- From: Conrad Parker <conrad@metadecks.org>
- Date: Sat, 6 Mar 2010 09:51:01 +0900
- To: Silvia Pfeiffer <silviapfeiffer1@gmail.com>
- Cc: Yves Lafon <ylafon@w3.org>, raphael.troncy@eurecom.fr, Media Fragment <public-media-fragment@w3.org>
On 6 March 2010 06:14, Silvia Pfeiffer <silviapfeiffer1@gmail.com> wrote: > On Sat, Mar 6, 2010 at 2:50 AM, Yves Lafon <ylafon@w3.org> wrote: >> On Fri, 5 Mar 2010, Silvia Pfeiffer wrote: >> >>> Thanks for clarifying - it's good to read and understand these things >>> thoroughly.

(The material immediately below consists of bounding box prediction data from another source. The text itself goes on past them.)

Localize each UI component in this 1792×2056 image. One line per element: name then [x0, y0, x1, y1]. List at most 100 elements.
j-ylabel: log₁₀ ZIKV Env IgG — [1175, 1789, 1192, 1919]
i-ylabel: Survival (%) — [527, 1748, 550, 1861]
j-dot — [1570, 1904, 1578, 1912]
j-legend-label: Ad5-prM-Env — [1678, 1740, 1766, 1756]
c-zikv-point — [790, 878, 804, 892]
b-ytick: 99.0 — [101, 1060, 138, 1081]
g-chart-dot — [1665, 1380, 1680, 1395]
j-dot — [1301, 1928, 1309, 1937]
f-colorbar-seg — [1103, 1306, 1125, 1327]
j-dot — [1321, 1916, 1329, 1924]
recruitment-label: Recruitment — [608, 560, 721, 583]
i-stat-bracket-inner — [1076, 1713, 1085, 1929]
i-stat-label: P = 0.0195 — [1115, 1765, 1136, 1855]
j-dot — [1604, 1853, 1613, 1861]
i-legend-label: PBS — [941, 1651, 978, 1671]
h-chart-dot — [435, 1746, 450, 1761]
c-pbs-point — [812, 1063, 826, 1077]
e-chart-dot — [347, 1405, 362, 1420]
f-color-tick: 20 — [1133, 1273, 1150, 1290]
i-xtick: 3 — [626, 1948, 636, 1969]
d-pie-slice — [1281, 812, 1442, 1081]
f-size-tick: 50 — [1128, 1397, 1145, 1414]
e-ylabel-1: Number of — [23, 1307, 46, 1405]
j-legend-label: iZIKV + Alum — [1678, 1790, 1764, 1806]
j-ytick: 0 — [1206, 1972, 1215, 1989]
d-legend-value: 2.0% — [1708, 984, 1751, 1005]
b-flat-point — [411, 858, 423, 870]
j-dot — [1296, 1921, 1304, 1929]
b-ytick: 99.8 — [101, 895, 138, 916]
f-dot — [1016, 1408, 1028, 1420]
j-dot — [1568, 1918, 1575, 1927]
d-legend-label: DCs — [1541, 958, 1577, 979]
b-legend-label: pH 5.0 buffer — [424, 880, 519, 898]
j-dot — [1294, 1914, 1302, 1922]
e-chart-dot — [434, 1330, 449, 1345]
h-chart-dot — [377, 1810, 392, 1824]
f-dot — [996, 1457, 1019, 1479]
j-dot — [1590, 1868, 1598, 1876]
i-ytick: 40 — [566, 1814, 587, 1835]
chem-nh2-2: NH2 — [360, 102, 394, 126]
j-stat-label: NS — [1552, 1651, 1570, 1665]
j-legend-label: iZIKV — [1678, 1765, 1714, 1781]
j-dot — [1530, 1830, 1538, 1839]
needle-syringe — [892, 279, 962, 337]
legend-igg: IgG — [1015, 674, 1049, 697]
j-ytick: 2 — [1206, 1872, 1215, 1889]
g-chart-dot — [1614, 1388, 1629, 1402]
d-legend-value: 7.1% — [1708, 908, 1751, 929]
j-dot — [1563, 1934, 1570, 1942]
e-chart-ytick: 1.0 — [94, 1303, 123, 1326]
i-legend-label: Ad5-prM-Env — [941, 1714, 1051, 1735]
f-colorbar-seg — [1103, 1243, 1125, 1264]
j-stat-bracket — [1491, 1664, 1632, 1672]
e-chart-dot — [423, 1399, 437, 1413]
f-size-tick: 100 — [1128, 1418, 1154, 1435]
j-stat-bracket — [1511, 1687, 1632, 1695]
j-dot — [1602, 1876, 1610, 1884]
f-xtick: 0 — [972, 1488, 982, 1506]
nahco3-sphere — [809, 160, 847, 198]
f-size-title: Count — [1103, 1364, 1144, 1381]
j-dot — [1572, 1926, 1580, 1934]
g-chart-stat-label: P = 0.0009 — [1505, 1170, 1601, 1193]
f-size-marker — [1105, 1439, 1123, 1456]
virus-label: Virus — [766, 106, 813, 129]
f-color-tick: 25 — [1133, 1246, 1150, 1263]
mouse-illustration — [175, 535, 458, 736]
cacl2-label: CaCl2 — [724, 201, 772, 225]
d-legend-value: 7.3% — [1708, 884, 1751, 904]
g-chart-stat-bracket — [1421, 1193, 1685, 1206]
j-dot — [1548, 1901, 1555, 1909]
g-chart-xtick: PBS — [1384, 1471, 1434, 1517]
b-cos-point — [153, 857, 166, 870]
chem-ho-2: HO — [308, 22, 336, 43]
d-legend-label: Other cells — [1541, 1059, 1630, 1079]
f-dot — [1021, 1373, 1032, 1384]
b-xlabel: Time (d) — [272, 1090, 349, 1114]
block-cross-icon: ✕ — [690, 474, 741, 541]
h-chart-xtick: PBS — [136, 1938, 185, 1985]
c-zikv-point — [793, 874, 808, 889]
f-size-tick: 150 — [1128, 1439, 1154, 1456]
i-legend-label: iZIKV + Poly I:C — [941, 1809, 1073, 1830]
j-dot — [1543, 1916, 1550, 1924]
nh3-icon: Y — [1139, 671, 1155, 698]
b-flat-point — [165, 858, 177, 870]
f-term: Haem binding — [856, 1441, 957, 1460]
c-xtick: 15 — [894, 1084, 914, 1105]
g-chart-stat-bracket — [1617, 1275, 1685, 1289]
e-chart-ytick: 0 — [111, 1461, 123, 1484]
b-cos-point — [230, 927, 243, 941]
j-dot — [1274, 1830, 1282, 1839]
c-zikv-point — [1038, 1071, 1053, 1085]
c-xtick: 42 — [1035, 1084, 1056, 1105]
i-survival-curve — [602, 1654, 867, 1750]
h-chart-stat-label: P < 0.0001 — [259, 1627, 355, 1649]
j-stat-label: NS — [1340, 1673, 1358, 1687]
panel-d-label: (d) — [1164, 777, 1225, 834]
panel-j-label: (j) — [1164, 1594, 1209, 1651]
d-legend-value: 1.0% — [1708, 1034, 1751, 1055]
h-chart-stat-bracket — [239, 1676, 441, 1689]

I was indeed wondering how Microsoft's scheme could work >>> when they in fact used commas. >> >> Btw "Cookie" is using a comma even if it is not permitted by the spec, >> requiring special handling and caring by proxies to be sure that there is no >> folding or split of that specific header. > > You're talking about the Cookie/Set-Cookie header? Surely there are > many more other headers that have commas. Do only those that the > proxies have to deal with create a problem with commas? > > Also, I wonder if Microsoft's Content-Range: rows > (http://msdn.microsoft.com/en-us/library/ee159574%28EXCHG.80%29.aspx) > has a similar problem. > > Maybe then we shouldn't even use comma as a separator at all, even in > the URL? We might as well go straight to semicolon or some other > separator, then we can keep the syntax the same between URL and HTTP > headers and don't have to transform it, e.g. > > http://example.com/video.ogv#track=subtitle;audio > > => Content-Range: track subtitle;audio > and > Content-Range-Equivalent: track subtitle;audio > > What do people think? yep, I was about to suggest the same thing :) it is less error-prone if apps can basically copy and paste (perhaps with some url encode/decode or whatever) rather than have to parse it structurally and generate new strings. Conrad.